ConvoKit
ConvoKit copied to clipboard
Unable to add dependency parses
Hi Caleb @calebchiam,
I'm trying to perform politeness prediction using the example notebook given here. I run into some errors while adding dependency parses. Currently, I'm doing
from convokit import TextParser
wiki_corpus = Corpus(download("wikipedia-politeness-corpus"))
parser = TextParser(verbosity=1000)
And then when I do
wiki_corpus = parser.transform(wiki_corpus)
It gives me the following error:
StopIteration Traceback (most recent call last)

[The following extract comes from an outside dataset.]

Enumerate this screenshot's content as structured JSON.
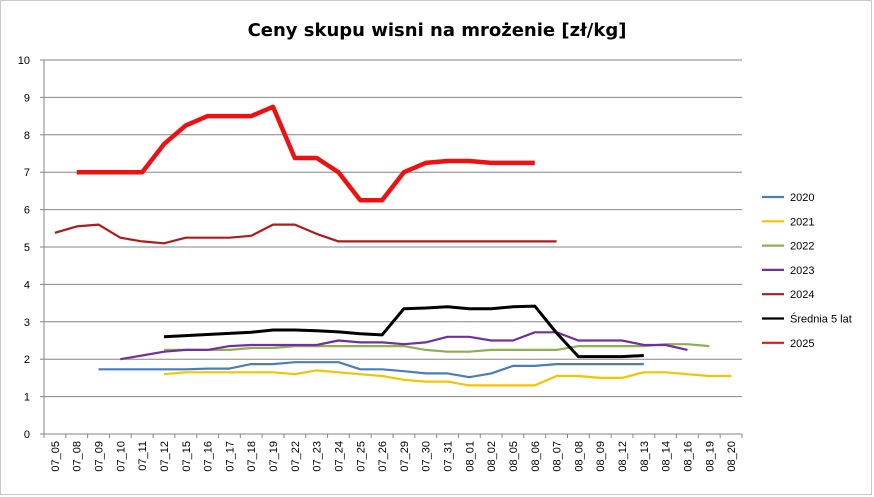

<ipython-input-12-cffb5c2034e3> in <module>
----> 1 wiki_corpus = parser.transform(wiki_corpus)
/opt/anaconda3/lib/python3.8/site-packages/convokit/text_processing/textProcessor.py in transform(self, corpus)
65 result = self.proc_fn(text_entry)
66 else:
---> 67 result = self.proc_fn(text_entry, self.aux_input)
68 if self.multi_outputs:
69 for res, out in zip(result, self.output_field):
/opt/anaconda3/lib/python3.8/site-packages/convokit/text_processing/textParser.py in _process_text_wrapper(self, text, aux_input)
74
75 def _process_text_wrapper(self, text, aux_input={}):
---> 76 return process_text(text, aux_input.get('mode','parse'),
77 aux_input.get('sent_tokenizer',None), aux_input.get('spacy_nlp',None))
78
/opt/anaconda3/lib/python3.8/site-packages/convokit/text_processing/textParser.py in process_text(text, mode, sent_tokenizer, spacy_nlp)
124 offset = 0
125 for sent in sents:
--> 126 curr_sent = _process_sentence(sent, mode, offset)
127 sentences.append(curr_sent)
128 offset += len(curr_sent['toks'])
/opt/anaconda3/lib/python3.8/site-packages/convokit/text_processing/textParser.py in _process_sentence(sent_obj, mode, offset)
93 tokens = []
94 for token_obj in sent_obj:
---> 95 tokens.append(_process_token(token_obj, mode, offset))
96 if mode == 'parse':
97 return {'rt': sent_obj.root.i - offset, 'toks': tokens}
/opt/anaconda3/lib/python3.8/site-packages/convokit/text_processing/textParser.py in _process_token(token_obj, mode, offset)
86 token_info['dep'] = token_obj.dep_
87 if token_info['dep'] != 'ROOT':
---> 88 token_info['up'] = next(token_obj.ancestors).i - offset
89 token_info['dn'] = [x.i - offset for x in token_obj.children]
90 return token_info
StopIteration:
Although, when I do the transform using PolitenessStrategies, that works!!
from convokit import PolitenessStrategies
ps = PolitenessStrategies()
wiki_corpus = ps.transform(wiki_corpus, markers=True)
This works perfectly. Only the TextParser is giving errors. Any idea what the issue might be? Would be grateful if you could kindly have a look!
Thanks a lot, Abhinav
Hmm, based on the stack trace, this looks like an error caused by the spacy dependency. @tisjune, if you have the time, can you take a look at this and advise on how we should update the code?
Meanwhile, @BonJovi1, you can resolve this issue locally by uninstalling spacy and reinstalling spacy == 2.3.1. Make sure to re-download en_core_web_sm after this. I've tested this and it resolves the issue.
@BonJovi1 Looks like the problem first arises with the Spacy 3.2.0 release, so any release <=3.1.4 will work. Thanks for raising the issue -- we'll release a fix for this soon (or feel free to make a PR yourself).
Hi Caleb @calebchiam, thanks so much! Installing spacy == 2.3.1 did the trick and I'm now able to add dependency parses! :)
Thanks a bunch, Abhinav
Great to hear! We'll keep this issue open until we resolve it properly on our end.
Hi! We traced this issue back to some inconsistent behavior of SpaCy's dependency relation parser and raised an issue with them to confirm. We will keep this issue open until the bug is fixed.